Bu, Rönesans ve Aydınlanma’dan sonra üçüncü Avrupa dönemi olabilir mi? Şiddet, silah ve gücün kapılarını kilitleyen, anne şefkati ve yumuşak güç ile ilerlemeyi gerçekleştirerek, yeni ve ferah bir hayat götüren yolu açacak dönem midir? Geçmişte dünyayı dolaşan ve dolaşmaya devam eden, cehalet, ırkçılık, dünyanın birçok yerinde sosyal oluşumların bileşenlerini ayrıştıran toplumsal ayrımlarla toplumları vuran şiddetin kapısını kilitleyecek dönem olabilir mi?
Nasıl ki yeryüzündeki her şey öylesine yetişmiş bir ot değilse aklın ürettiği düşünceler de öylesine gelişmiş değildir. İnsan aklının ve çabasının renklendirdiği tarihi dönemlere uzanan yaşam süreçlerinin ortaya çıkardığı bir oluşumdur. Nitekim, Avrupa hatta Asya ve Latin Amerika’da bazı devletlerdeki siyasi sahne bize bunu söylüyor. Ama ses, görüntü ve renkleri ile asıl sahne, Avrupa kıtasındadır.

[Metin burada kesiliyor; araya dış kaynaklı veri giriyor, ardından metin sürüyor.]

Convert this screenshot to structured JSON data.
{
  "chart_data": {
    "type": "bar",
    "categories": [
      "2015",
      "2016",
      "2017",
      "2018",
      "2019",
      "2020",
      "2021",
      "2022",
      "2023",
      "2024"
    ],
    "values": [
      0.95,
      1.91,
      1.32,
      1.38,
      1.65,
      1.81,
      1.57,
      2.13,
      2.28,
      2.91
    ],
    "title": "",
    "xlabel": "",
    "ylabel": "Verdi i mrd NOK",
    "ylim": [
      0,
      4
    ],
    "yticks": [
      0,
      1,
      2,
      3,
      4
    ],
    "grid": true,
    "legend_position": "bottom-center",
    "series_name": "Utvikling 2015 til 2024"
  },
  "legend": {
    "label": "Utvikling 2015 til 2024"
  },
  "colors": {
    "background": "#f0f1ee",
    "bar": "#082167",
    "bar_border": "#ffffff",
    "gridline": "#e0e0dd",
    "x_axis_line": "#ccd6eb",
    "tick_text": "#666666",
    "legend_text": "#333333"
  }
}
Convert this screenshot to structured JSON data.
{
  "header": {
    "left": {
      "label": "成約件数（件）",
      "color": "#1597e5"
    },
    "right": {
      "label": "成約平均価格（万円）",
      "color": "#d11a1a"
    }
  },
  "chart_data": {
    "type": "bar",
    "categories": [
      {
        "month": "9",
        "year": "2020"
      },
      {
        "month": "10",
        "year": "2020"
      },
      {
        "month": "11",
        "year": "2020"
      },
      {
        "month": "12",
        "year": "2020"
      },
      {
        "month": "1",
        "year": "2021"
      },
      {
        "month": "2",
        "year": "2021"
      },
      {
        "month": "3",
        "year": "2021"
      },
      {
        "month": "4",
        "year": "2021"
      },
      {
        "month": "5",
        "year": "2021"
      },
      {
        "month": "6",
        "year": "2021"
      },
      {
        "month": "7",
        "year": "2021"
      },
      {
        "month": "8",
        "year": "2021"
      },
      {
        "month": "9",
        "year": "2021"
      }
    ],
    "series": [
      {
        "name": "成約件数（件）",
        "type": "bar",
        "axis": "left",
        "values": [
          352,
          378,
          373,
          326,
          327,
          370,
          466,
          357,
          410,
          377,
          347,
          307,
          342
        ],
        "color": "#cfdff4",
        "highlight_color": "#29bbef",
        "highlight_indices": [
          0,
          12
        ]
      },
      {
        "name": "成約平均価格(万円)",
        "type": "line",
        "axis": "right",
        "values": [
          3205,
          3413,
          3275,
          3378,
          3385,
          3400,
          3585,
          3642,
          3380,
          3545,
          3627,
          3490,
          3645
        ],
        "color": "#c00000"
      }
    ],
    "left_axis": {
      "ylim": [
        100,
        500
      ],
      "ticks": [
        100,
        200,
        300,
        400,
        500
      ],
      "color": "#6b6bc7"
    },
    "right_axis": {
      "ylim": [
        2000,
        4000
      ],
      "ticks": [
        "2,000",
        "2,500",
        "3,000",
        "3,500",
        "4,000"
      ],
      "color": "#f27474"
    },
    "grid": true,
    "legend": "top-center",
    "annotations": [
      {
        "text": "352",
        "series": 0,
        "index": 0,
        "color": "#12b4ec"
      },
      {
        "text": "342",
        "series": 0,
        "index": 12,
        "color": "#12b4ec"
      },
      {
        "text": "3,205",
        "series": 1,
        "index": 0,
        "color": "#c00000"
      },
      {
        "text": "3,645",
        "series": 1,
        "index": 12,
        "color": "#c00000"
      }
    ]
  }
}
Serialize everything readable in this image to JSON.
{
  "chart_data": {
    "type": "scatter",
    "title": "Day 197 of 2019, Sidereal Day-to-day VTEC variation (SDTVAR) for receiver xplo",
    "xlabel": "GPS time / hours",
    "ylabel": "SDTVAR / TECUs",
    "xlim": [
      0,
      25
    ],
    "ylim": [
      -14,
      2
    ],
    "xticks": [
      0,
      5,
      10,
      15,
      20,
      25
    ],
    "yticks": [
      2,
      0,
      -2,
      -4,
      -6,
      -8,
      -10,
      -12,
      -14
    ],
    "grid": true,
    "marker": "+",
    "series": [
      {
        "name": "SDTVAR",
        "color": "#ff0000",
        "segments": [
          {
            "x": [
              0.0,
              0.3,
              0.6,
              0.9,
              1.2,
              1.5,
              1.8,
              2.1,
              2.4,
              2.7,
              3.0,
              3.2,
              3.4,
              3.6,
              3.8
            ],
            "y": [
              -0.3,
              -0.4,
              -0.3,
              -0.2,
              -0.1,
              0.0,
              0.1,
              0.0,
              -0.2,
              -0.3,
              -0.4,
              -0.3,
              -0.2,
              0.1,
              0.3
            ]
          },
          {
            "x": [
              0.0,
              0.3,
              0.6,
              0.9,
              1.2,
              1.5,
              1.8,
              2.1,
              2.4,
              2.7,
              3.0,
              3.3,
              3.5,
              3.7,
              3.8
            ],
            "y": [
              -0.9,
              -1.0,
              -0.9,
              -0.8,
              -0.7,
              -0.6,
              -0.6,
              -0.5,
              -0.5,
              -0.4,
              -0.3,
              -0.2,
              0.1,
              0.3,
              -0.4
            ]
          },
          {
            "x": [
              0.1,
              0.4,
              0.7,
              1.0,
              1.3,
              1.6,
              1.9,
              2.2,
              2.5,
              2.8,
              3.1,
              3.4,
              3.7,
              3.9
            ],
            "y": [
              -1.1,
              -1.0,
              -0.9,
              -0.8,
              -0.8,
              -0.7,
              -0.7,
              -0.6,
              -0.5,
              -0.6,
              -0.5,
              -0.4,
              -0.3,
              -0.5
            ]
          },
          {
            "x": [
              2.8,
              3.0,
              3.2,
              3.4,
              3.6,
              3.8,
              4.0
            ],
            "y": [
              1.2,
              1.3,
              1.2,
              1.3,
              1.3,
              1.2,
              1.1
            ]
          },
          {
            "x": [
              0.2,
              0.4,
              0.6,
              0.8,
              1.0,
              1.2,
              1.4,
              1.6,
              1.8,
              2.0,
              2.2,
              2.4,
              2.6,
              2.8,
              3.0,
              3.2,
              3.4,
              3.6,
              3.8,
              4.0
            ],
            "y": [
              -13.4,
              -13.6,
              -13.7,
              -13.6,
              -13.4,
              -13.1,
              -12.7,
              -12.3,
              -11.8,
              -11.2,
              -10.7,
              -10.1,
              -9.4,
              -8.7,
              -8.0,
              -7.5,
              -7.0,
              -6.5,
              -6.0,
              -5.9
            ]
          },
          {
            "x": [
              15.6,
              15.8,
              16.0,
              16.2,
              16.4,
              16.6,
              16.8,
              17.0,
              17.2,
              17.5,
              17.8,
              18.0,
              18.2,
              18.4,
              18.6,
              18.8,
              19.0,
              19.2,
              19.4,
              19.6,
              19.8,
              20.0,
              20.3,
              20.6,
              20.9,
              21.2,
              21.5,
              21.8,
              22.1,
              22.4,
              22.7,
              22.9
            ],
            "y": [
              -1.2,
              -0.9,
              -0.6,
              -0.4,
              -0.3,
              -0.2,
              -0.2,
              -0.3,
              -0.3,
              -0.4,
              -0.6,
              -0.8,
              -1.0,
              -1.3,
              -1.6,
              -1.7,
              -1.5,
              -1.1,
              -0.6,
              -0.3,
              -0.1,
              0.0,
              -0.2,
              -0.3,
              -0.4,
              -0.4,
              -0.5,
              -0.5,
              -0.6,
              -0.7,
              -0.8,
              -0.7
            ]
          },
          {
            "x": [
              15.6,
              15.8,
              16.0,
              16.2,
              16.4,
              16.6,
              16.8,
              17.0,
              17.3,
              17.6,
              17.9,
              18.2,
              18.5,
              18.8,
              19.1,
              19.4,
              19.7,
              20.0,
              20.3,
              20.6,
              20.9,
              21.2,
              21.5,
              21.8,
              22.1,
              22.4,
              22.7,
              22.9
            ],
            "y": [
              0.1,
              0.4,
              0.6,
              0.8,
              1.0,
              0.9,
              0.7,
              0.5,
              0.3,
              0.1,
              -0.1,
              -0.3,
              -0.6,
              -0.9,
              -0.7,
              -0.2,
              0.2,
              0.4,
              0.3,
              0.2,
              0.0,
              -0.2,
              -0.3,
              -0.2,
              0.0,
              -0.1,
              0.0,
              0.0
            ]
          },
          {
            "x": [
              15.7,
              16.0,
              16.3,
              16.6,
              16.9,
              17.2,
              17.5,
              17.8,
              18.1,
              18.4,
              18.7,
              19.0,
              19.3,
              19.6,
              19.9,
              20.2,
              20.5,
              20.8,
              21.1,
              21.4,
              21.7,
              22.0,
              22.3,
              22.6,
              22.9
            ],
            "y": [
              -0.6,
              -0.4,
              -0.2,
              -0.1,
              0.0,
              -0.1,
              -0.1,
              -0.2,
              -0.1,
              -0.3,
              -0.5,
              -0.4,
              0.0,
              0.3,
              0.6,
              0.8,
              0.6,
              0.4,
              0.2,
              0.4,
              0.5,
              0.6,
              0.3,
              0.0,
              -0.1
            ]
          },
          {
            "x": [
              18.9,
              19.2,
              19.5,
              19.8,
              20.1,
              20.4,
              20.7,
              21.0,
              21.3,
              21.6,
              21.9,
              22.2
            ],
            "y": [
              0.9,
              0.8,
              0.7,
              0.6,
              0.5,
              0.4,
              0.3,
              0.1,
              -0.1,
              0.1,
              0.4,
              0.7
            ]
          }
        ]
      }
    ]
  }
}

Birçok Avrupa ülkesinde iktidara ilerleyen bu dişil güç ve momentum, kelimenin tam anlamıyla yeni aşamanın parlak başlığı, kadınlara dair yüzyılların mirası tabuların duvarını yıkan yeni bir anlamdır. İktidar ve yönetime yeni tanımlar getiren, kendisini bir güç aracı değil, hoş ve güzel bir koku, esinti yapan anlamdır.
Mütenebbi şöyle der:
Ne güneşin adının dişil olması
Onun için bir kusur
Ne hilalin adının eril olması
Onun için bir onurdur
- Pakistanlılar, Benazir Butto’yu toprağa verdikleri gün neyi öldürdüklerini bilselerdi, daha ona ateş etmeden önce ağlarlardı.